Final answer:
The air speed of the planes is 547.5 mi/h, while the wind speed is 27.5 mi/h. This was determined by setting up two equations using the provided ground speeds and solving for the unknowns.
Step-by-step explanation:
The problem provided is one of relative motion, specifically a type of vector addition problem, commonly encountered in introductory physics. Given are the ground speeds of two airplanes flying in opposite directions between Boston, Massachusetts, and Phoenix, Arizona, with different ground speeds due to the wind's effect. The key to solving this problem is understanding that the airspeed (velocity of the plane through the air) is the same for both planes, and the wind speed (velocity of the wind relative to the ground) affects both planes, adding to one and subtracting from the other.

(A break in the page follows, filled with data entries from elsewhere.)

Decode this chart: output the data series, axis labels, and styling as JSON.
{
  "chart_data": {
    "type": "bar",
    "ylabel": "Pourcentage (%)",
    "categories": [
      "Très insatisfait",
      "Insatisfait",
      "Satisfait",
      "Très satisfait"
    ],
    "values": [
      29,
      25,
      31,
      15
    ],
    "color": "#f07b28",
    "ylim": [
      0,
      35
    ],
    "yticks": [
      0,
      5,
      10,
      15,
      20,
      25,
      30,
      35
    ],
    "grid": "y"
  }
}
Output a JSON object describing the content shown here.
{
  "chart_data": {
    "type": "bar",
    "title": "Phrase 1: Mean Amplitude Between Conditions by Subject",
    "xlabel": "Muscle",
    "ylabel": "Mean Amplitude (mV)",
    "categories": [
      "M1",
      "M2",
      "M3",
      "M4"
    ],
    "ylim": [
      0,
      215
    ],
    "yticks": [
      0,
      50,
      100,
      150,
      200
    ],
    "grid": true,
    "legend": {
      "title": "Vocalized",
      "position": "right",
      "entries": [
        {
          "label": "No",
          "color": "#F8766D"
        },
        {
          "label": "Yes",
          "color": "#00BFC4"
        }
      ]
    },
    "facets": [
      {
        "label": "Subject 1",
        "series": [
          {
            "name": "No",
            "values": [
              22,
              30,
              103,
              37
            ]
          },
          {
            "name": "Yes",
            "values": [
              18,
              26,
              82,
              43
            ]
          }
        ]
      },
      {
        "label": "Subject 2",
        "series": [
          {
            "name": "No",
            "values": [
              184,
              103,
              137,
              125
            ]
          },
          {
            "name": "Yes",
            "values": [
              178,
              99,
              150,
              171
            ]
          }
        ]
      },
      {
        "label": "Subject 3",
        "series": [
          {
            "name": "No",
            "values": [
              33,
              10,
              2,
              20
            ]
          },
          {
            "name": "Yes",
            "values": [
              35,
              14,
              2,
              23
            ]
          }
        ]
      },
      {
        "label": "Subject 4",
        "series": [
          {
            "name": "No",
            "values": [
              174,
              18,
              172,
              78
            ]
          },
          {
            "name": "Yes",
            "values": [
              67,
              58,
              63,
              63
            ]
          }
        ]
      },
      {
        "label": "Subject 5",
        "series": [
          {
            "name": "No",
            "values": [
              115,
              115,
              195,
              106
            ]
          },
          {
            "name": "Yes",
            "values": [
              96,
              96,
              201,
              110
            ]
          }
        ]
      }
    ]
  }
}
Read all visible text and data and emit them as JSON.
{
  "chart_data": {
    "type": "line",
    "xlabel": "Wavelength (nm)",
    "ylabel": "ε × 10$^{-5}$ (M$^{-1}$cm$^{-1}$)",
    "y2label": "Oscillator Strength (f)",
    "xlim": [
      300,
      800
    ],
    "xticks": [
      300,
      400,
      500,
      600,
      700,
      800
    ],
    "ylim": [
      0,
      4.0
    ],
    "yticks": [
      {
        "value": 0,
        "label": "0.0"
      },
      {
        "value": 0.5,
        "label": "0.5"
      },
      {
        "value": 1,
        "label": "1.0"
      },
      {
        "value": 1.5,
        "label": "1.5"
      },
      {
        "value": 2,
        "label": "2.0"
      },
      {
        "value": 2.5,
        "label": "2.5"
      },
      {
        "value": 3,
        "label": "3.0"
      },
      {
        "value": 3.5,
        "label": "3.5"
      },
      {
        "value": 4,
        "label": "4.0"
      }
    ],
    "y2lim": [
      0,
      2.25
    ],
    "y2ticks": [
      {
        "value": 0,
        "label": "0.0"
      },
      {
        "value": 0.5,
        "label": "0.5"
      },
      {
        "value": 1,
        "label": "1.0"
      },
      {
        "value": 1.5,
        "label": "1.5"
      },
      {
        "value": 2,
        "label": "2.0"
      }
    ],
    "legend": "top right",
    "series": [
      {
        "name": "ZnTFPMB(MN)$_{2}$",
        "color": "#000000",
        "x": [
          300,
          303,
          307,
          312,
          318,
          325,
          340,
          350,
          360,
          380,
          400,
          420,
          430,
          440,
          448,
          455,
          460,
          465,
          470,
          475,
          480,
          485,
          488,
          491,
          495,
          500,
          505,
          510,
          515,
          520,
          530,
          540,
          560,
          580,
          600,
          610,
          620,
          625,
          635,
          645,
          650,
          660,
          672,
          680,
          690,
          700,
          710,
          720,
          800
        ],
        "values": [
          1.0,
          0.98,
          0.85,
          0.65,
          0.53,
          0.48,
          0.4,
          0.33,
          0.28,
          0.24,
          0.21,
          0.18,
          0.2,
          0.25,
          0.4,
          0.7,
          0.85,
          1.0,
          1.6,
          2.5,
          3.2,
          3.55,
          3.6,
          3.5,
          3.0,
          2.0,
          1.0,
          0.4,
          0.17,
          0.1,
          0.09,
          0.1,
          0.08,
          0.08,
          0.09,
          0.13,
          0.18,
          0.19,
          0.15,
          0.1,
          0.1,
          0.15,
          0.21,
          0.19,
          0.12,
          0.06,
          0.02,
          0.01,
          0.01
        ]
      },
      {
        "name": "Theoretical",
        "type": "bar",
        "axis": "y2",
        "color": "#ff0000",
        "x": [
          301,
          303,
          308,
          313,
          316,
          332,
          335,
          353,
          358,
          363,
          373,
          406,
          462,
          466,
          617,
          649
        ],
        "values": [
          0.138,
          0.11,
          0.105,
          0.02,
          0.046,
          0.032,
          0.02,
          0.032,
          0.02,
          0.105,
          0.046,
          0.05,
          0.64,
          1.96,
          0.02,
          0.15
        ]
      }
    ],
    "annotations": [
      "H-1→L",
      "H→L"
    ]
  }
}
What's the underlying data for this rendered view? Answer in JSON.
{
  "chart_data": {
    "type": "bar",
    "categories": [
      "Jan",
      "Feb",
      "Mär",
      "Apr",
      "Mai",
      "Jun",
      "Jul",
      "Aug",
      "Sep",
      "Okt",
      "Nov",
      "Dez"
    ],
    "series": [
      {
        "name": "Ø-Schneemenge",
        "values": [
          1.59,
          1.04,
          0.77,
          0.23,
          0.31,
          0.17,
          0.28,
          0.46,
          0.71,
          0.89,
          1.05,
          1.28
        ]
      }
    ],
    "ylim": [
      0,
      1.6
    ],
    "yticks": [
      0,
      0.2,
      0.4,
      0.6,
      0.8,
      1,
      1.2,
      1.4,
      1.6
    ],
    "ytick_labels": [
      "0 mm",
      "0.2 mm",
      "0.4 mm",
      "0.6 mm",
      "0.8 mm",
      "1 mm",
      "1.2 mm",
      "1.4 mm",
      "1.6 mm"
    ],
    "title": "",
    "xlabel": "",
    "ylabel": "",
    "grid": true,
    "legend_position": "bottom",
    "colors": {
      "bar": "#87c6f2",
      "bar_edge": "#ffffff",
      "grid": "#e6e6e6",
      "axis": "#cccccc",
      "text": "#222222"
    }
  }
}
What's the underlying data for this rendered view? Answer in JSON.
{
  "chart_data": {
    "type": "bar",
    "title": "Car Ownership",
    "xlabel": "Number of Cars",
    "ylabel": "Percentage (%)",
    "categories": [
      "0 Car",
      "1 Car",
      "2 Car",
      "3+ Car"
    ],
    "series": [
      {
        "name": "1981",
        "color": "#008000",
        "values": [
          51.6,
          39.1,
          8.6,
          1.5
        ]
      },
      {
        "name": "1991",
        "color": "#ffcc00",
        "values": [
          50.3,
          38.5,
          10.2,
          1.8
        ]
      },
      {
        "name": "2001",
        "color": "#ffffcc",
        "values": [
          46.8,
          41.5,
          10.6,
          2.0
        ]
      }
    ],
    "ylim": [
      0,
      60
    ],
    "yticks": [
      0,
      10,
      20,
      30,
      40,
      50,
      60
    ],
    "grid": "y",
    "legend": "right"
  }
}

Let the airspeed of the airplanes be V, and the wind speed be W. For the traveler flying from Boston to Phoenix, the ground speed is V - W = 520 mi/h. For the traveler flying from Phoenix to Boston, the ground speed is V + W = 575 mi/h. We can set up and solve the two equations to find both V (airspeed) and W (wind speed).
- V - W = 520
- V + W = 575
Adding the two equations together eliminates W:
2V = 1095, solving for V gives us the airspeed V = 547.5 mi/h. To find the wind speed W, we can now subtract the first equation from the second:
2W = 575 - 520
W = 55/2
W = 27.5 mi/h
The air speed of the planes is 547.5 mi/h, and the wind speed affecting them is 27.5 mi/h.